Final year student Anya O’Shea explains why she interned at Frontline, and why she’ll be encouraging her friends to apply

Last Spring, when scrolling through endless pages of campaigning jobs and charity internships, Frontline stood out instantly as the organisation I wanted to join. Frontline looked like something new, ready to confront the realities many children face every day. Frontline looked like it was about action, about getting out there and changing lives. 

When I started at Frontline there was only three other people in a meeting room of the children’s charity Ark. Not that you’d have guessed it, from the hive of activity. Three days before Frontline had announced that its funding from the government had been granted and that a whole host of new and outstanding individuals were going to be trained as children’s social workers. My first job was to reply to the hundreds of emails that had flooded in over the weekend expressing support for Frontline and asking when they could apply. The Frontline programme hadn’t even launched yet, but we were already heading quickly towards 3,000 expressions of interest. 
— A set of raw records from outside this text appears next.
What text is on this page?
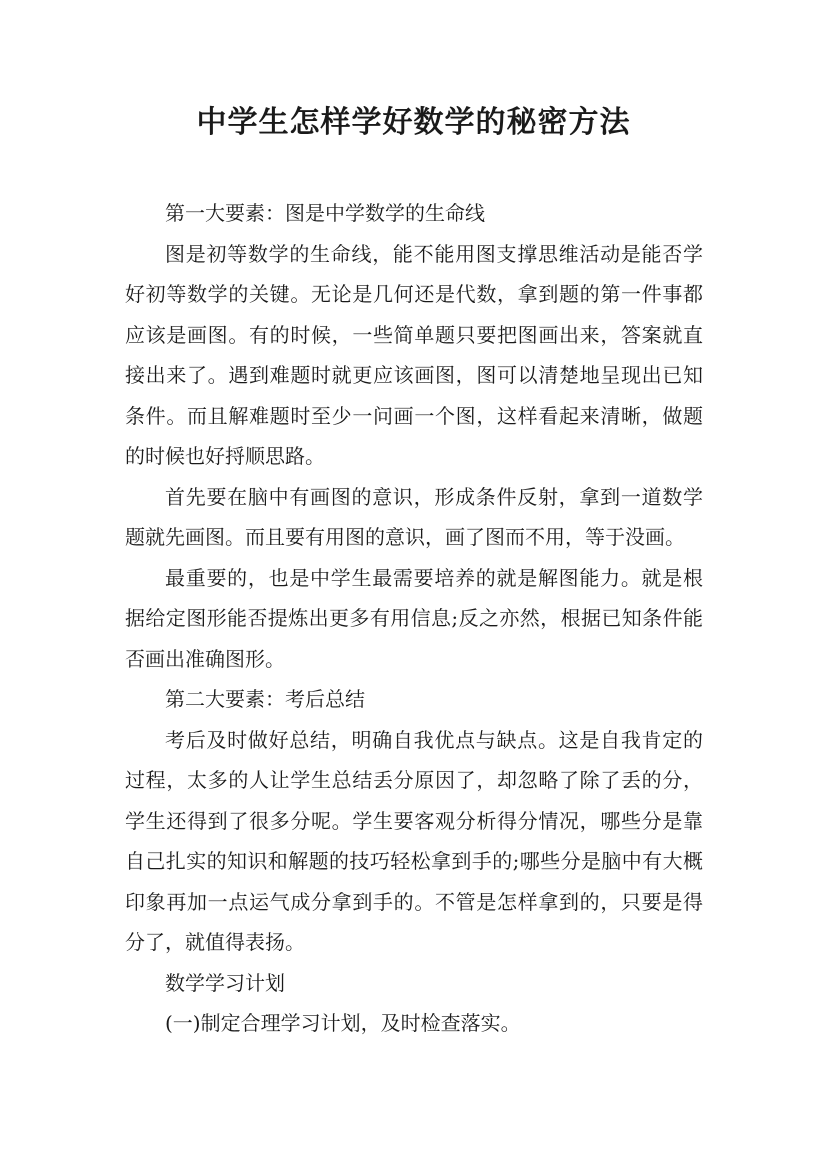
中学生怎样学好数学的秘密方法

第一大要素：图是中学数学的生命线

图是初等数学的生命线，能不能用图支撑思维活动是能否学好初等数学的关键。无论是几何还是代数，拿到题的第一件事都应该是画图。有的时候，一些简单题只要把图画出来，答案就直接出来了。遇到难题时就更应该画图，图可以清楚地呈现出已知条件。而且解难题时至少一问画一个图，这样看起来清晰，做题的时候也好捋顺思路。

首先要在脑中有画图的意识，形成条件反射，拿到一道数学题就先画图。而且要有用图的意识，画了图而不用，等于没画。

最重要的，也是中学生最需要培养的就是解图能力。就是根据给定图形能否提炼出更多有用信息;反之亦然，根据已知条件能否画出准确图形。

第二大要素：考后总结

考后及时做好总结，明确自我优点与缺点。这是自我肯定的过程，太多的人让学生总结丢分原因了，却忽略了除了丢的分，学生还得到了很多分呢。学生要客观分析得分情况，哪些分是靠自己扎实的知识和解题的技巧轻松拿到手的;哪些分是脑中有大概印象再加一点运气成分拿到手的。不管是怎样拿到的，只要是得分了，就值得表扬。

数学学习计划

(一)制定合理学习计划，及时检查落实。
People have been calling for change in children’s social work for a long time. It’s one of Britain’s toughest jobs, but it isn’t treated with the prestige it deserves. Frontline can help to change this. Frontline has not been afraid to call on every piece of support it can when designing such a thorough selection process and programme.  It puts its values into action, “what matters is what works”. All sorts of people have contributed their expertise to make the Frontline programme the best it can be; social workers, academics, think tanks, consultancies, children’s charities and – vitally – young people including care leavers.

The most influential aspect of my time in Frontline HQ has been seeing this team of people so dedicated to their mission. It is, quite literally, painted on the office wall. It is evident in every single project. You can see it in the evaluation framework, the application process, or even in the website design. One of my most memorable days here was when I went to interview a young person who talked frankly and openly about her experiences of social workers. She is an inspiring young woman, currently living semi-independently, who taught me what really makes a good social worker. We met her so that her lessons could be profiled here on our website (it’s coming soon!). I am certain that through her story others will be equally inspired about the importance of outstanding children’s social workers.

Luckily, my involvement in Frontline didn’t come to an end once my internship finished. This week I’ve been back out on campus in Edinburgh to share with final year students the work Frontline is doing and how they can get involved. There’s so many ambitious young people, like me, who want to have a meaningful impact. An organisation like Frontline is so important to show us where we’re needed most, to train us to be the best we can be and, most of all, place us where children are most in need of support.